Synovial CXCL3+FOSL2+ Macrophages Mediate Inflammation via FOSL2/AP-1 in Rheumatoid Arthritis: A Single-Cell Transcriptome Analysis
- Int J Mol Sci. 2025 Oct 6;26(19):9718. doi: 10.3390/ijms26199718.
- 1. Department of Rheumatology, Renji Hospital, Shanghai Jiao Tong University School of Medicine, Shanghai 200001, China.
- 2. Department of Allergy, Renji Hospital, Shanghai Jiao Tong University School of Medicine, Shanghai 200001, China.

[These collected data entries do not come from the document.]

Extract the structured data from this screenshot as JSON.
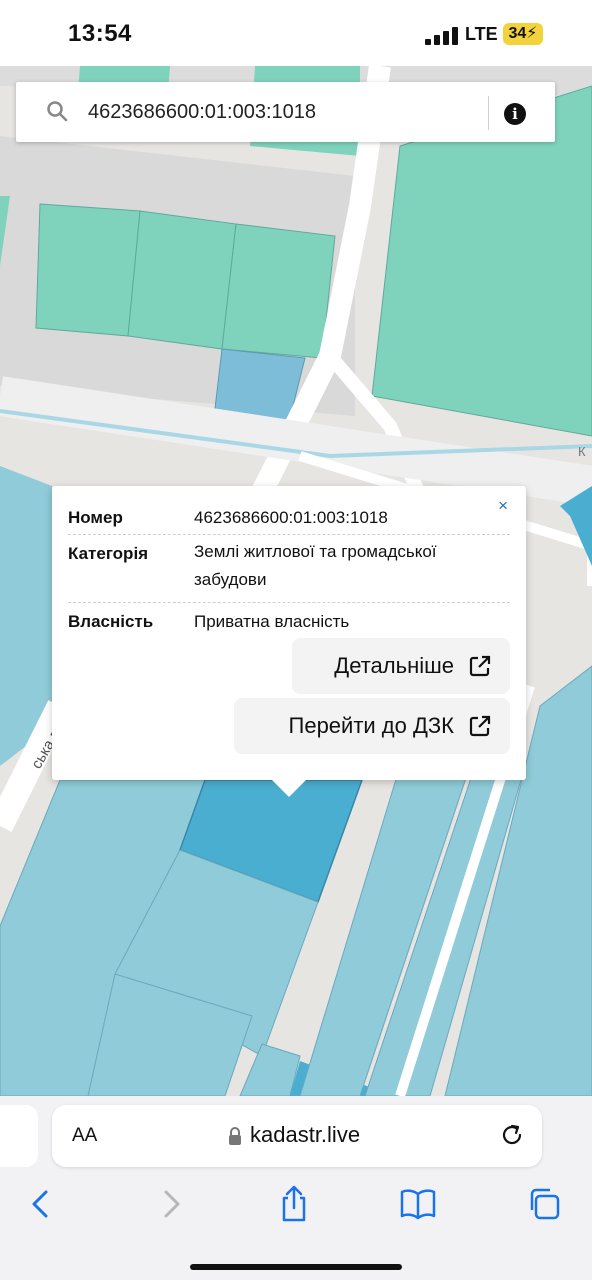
{
  "status_bar": {
    "time": "13:54",
    "network": "LTE",
    "battery": "34"
  },
  "search": {
    "value": "4623686600:01:003:1018",
    "icon": "search-icon",
    "info_icon": "info-icon"
  },
  "map": {
    "street_label_left": "ська вул",
    "street_label_right": "К"
  },
  "popup": {
    "rows": [
      {
        "label": "Номер",
        "value": "4623686600:01:003:1018"
      },
      {
        "label": "Категорія",
        "value": "Землі житлової та громадської забудови"
      },
      {
        "label": "Власність",
        "value": "Приватна власність"
      }
    ],
    "close": "×",
    "buttons": {
      "details": "Детальніше",
      "goto": "Перейти до ДЗК"
    }
  },
  "browser": {
    "text_size": "AA",
    "url": "kadastr.live",
    "nav_icons": [
      "back-icon",
      "forward-icon",
      "share-icon",
      "bookmarks-icon",
      "tabs-icon"
    ]
  },
  "colors": {
    "parcel_green": "#7fd3bd",
    "parcel_blue": "#8fcbd8",
    "parcel_selected": "#4aaed0",
    "road_white": "#ffffff",
    "map_bg": "#e7e5e1",
    "link_blue": "#1a6fb5"
  }
}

Macrophages play a central role in joint inflammation and bone destruction in rheumatoid arthritis (RA). While activator protein-1 (AP-1) transcription factors have been implicated in RA pathogenesis, the specific roles of individual AP-1 members in regulating synovial macrophages remain unclear. To address this, two public single-cell transcriptomic datasets were first analyzed to profile synovial macrophages, and then to identify AP-1 family members and associated pathways via differential expression and gene set enrichment analyses. JUND, FOSL2, and FOSB were found to be highly enriched in the RA synovium, and a distinct CXCL3+FOSL2+ macrophage subset was identified, characterized by pro-inflammatory, metabolic, and differentiation-related pathways. Intercellular communication analysis further revealed that this CXCL3+FOSL2+ macrophage subset interacted with ACKR1+ endothelial cells within the synovial microenvironment. Validation in a large-cohort bulk transcriptomic dataset, together with functional assays using in vitro FOSL2 knockdown in U937 cell lines, further confirmed FOSL2's role in promoting macrophage-driven inflammation. Collectively, these findings indicate that CXCL3+FOSL2+ macrophages drive RA synovitis via the FOSL2/AP-1 axis, highlighting a potential therapeutic target.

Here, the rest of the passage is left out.